‘Be commercially minded or lose future funding’: UK government’s threat puts museums in peril
Britains 15 national museums, including the National Gallery in London, were allocated £100m in funding from the government in July
Following the UK government's £1.57bn support package for arts and heritage organisations announced in July, it has now warned museums that they must make greater efforts to commercialise their operations if they are to continue to rely on state support. In a letter leaked to The Art Newspaper, the culture secretary Oliver Dowden has urged museum directors to "take as commercially-minded an approach as possible, pursuing every opportunity to maximise alternative sources of income". If they dont, he warns, "I will not be in a position to make the case for any further financial support for the sector."
The government's financial support has been rightly praised for making a significant investment in British culture at a time of unprecedented need. Of that, £100m was earmarked for Britains 15 national museums, including the National Gallery and Tate. It represents a 25% increase on the total amount of grant-in-aid in a normal year. Now that aid comes with a sting in the tail.

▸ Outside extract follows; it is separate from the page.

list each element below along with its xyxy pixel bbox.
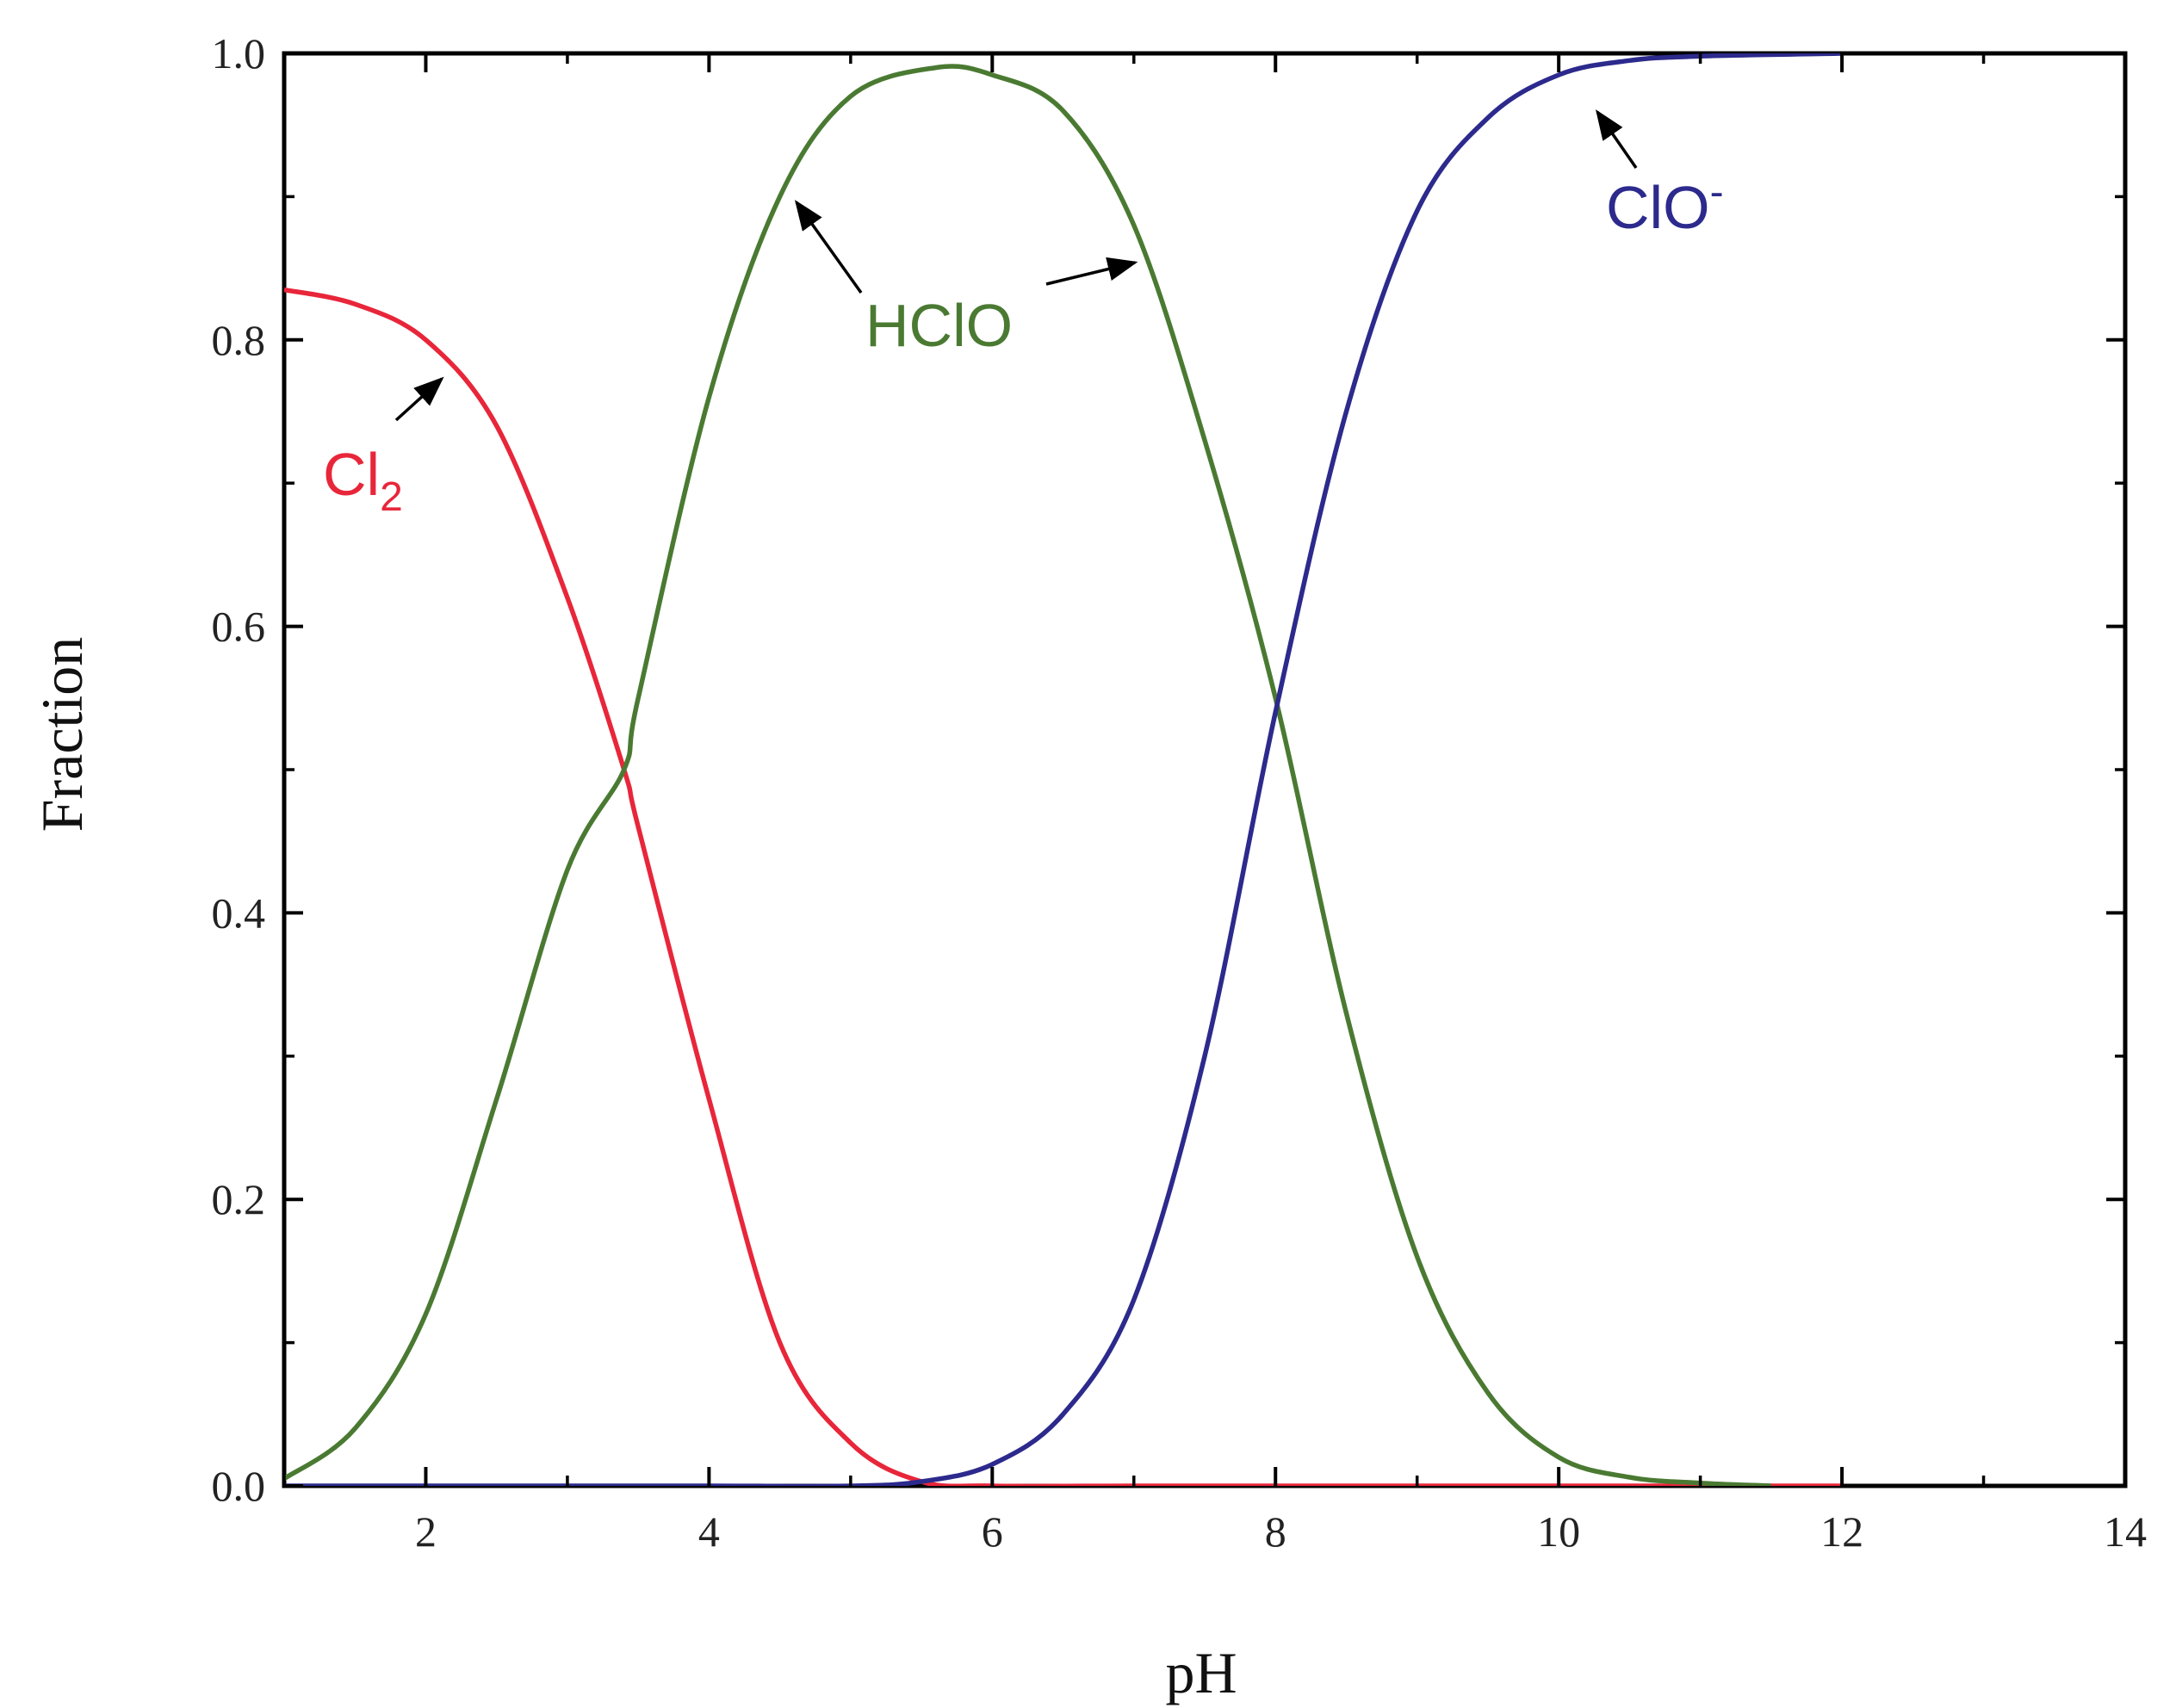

It is not clear, however, how museums can raise significant sums of additional revenue with sharply reduced visitor numbers. After years of cuts to government funding, museums already generate much of their own income themselves (in Tates case, 75%). Such a business model relies on ever-increasing visitor numbers, and in particular high-spending overseas visitors. Over two thirds of the National Gallerys visitors last year were from overseas. Nobody knows when these visitors will come back.

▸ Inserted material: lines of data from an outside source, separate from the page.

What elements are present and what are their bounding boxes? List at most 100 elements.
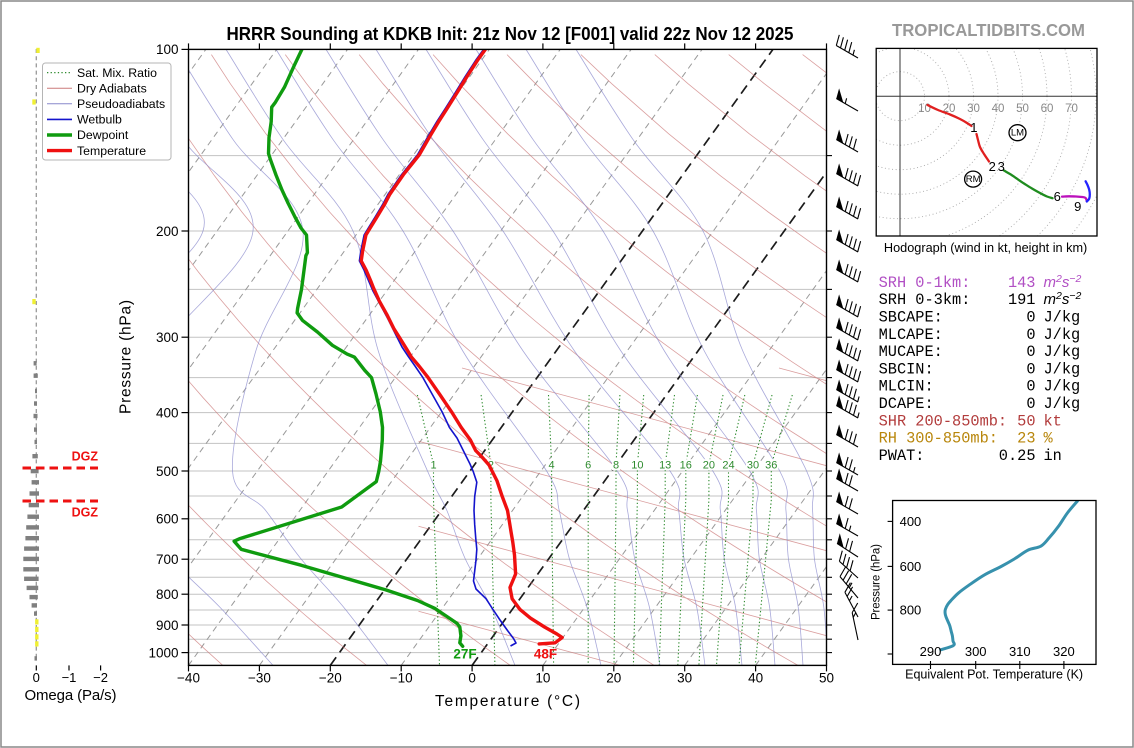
svg-text:50: 50 [1017, 412, 1035, 430]
svg-text:600: 600 [900, 559, 922, 574]
svg-text:143: 143 [1008, 274, 1036, 292]
svg-text:24: 24 [722, 460, 734, 472]
svg-text:27F: 27F [453, 647, 476, 662]
svg-text:48F: 48F [534, 647, 557, 662]
svg-text:DCAPE:: DCAPE: [879, 395, 934, 413]
svg-text:1000: 1000 [148, 645, 178, 660]
svg-text:600: 600 [156, 512, 179, 527]
svg-text:0.25: 0.25 [999, 447, 1036, 465]
svg-text:SBCAPE:: SBCAPE: [879, 309, 943, 327]
svg-text:6: 6 [585, 460, 591, 472]
svg-text:900: 900 [156, 618, 179, 633]
svg-text:300: 300 [965, 644, 987, 659]
svg-text:100: 100 [156, 42, 179, 57]
svg-text:290: 290 [920, 644, 942, 659]
svg-text:SRH 0-3km:: SRH 0-3km: [879, 291, 971, 309]
svg-text:310: 310 [1009, 644, 1031, 659]
svg-text:Pressure (hPa): Pressure (hPa) [871, 544, 883, 620]
svg-text:Dewpoint: Dewpoint [77, 128, 129, 142]
svg-text:400: 400 [900, 514, 922, 529]
svg-text:320: 320 [1053, 644, 1075, 659]
svg-text:−40: −40 [177, 671, 200, 686]
svg-text:36: 36 [765, 460, 777, 472]
svg-text:40: 40 [992, 103, 1005, 115]
svg-text:RH 300-850mb:: RH 300-850mb: [879, 430, 998, 448]
svg-text:SRH 0-1km:: SRH 0-1km: [879, 274, 971, 292]
svg-text:Sat. Mix. Ratio: Sat. Mix. Ratio [77, 66, 157, 80]
svg-text:−30: −30 [248, 671, 271, 686]
svg-text:400: 400 [156, 405, 179, 420]
svg-text:Equivalent Pot. Temperature (K: Equivalent Pot. Temperature (K) [905, 666, 1083, 681]
svg-text:9: 9 [1074, 199, 1081, 214]
svg-text:−1: −1 [62, 670, 77, 685]
svg-text:DGZ: DGZ [72, 450, 99, 464]
svg-text:500: 500 [156, 464, 179, 479]
svg-text:800: 800 [156, 587, 179, 602]
svg-text:4: 4 [549, 460, 555, 472]
svg-text:MLCAPE:: MLCAPE: [879, 326, 943, 344]
svg-text:0: 0 [468, 671, 476, 686]
svg-text:−2: −2 [93, 670, 108, 685]
svg-text:23: 23 [1017, 430, 1035, 448]
svg-text:J/kg: J/kg [1044, 378, 1081, 396]
svg-text:Temperature: Temperature [77, 144, 146, 158]
svg-text:SHR 200-850mb:: SHR 200-850mb: [879, 412, 1008, 430]
svg-text:%: % [1044, 430, 1054, 448]
svg-text:Pseudoadiabats: Pseudoadiabats [77, 97, 165, 111]
svg-text:191: 191 [1008, 291, 1036, 309]
svg-text:20: 20 [606, 671, 621, 686]
svg-text:3: 3 [998, 159, 1005, 174]
svg-text:800: 800 [900, 603, 922, 618]
svg-text:70: 70 [1065, 103, 1078, 115]
svg-text:MUCAPE:: MUCAPE: [879, 343, 943, 361]
svg-text:SBCIN:: SBCIN: [879, 360, 934, 378]
svg-text:50: 50 [819, 671, 834, 686]
svg-text:kt: kt [1044, 412, 1062, 430]
svg-text:J/kg: J/kg [1044, 343, 1081, 361]
svg-text:16: 16 [680, 460, 692, 472]
svg-text:DGZ: DGZ [72, 506, 99, 520]
svg-text:0: 0 [1026, 326, 1035, 344]
svg-text:−10: −10 [390, 671, 413, 686]
svg-text:Pressure (hPa): Pressure (hPa) [118, 300, 135, 414]
svg-text:MLCIN:: MLCIN: [879, 378, 934, 396]
svg-text:−20: −20 [319, 671, 342, 686]
svg-text:TROPICALTIDBITS.COM: TROPICALTIDBITS.COM [892, 20, 1085, 40]
svg-text:0: 0 [1026, 395, 1035, 413]
svg-text:J/kg: J/kg [1044, 360, 1081, 378]
svg-text:20: 20 [703, 460, 715, 472]
svg-text:50: 50 [1016, 103, 1029, 115]
svg-text:30: 30 [747, 460, 759, 472]
svg-text:0: 0 [1026, 309, 1035, 327]
svg-text:in: in [1044, 447, 1062, 465]
svg-text:8: 8 [613, 460, 619, 472]
svg-text:J/kg: J/kg [1044, 309, 1081, 327]
svg-text:1: 1 [970, 120, 977, 135]
svg-text:0: 0 [33, 670, 40, 685]
svg-text:J/kg: J/kg [1044, 326, 1081, 344]
svg-text:10: 10 [535, 671, 550, 686]
svg-text:J/kg: J/kg [1044, 395, 1081, 413]
svg-text:HRRR Sounding at KDKB Init: 21: HRRR Sounding at KDKB Init: 21z Nov 12 [… [227, 23, 794, 44]
svg-text:Dry Adiabats: Dry Adiabats [77, 81, 147, 95]
svg-text:30: 30 [677, 671, 692, 686]
svg-text:Wetbulb: Wetbulb [77, 113, 122, 127]
svg-text:300: 300 [156, 330, 179, 345]
svg-text:700: 700 [156, 552, 179, 567]
svg-text:1: 1 [430, 460, 436, 472]
svg-text:2: 2 [989, 159, 996, 174]
svg-text:0: 0 [1026, 378, 1035, 396]
svg-text:60: 60 [1041, 103, 1054, 115]
svg-text:RM: RM [966, 174, 981, 185]
svg-text:Hodograph (wind in kt, height: Hodograph (wind in kt, height in km) [884, 240, 1087, 255]
svg-text:40: 40 [748, 671, 763, 686]
svg-text:LM: LM [1011, 128, 1024, 139]
svg-text:PWAT:: PWAT: [879, 447, 925, 465]
svg-text:6: 6 [1054, 189, 1061, 204]
svg-text:0: 0 [1026, 343, 1035, 361]
svg-text:10: 10 [631, 460, 643, 472]
svg-text:0: 0 [1026, 360, 1035, 378]
svg-text:30: 30 [967, 103, 980, 115]
svg-text:13: 13 [659, 460, 671, 472]
svg-text:Temperature (°C): Temperature (°C) [435, 693, 580, 710]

Nonetheless, Dowden sets out where he believes museums might be able to raise further revenue, from "hospitality [and] trading activities" to "monetising digital offers". The latter sounds alarmingly like erecting a paywall around museum websites. But everything seems to be up for grabs, and Dowden stresses he will be disappointed "if it becomes apparent that revenue enhancing opportunities were available to your institutions and you did not maximise them".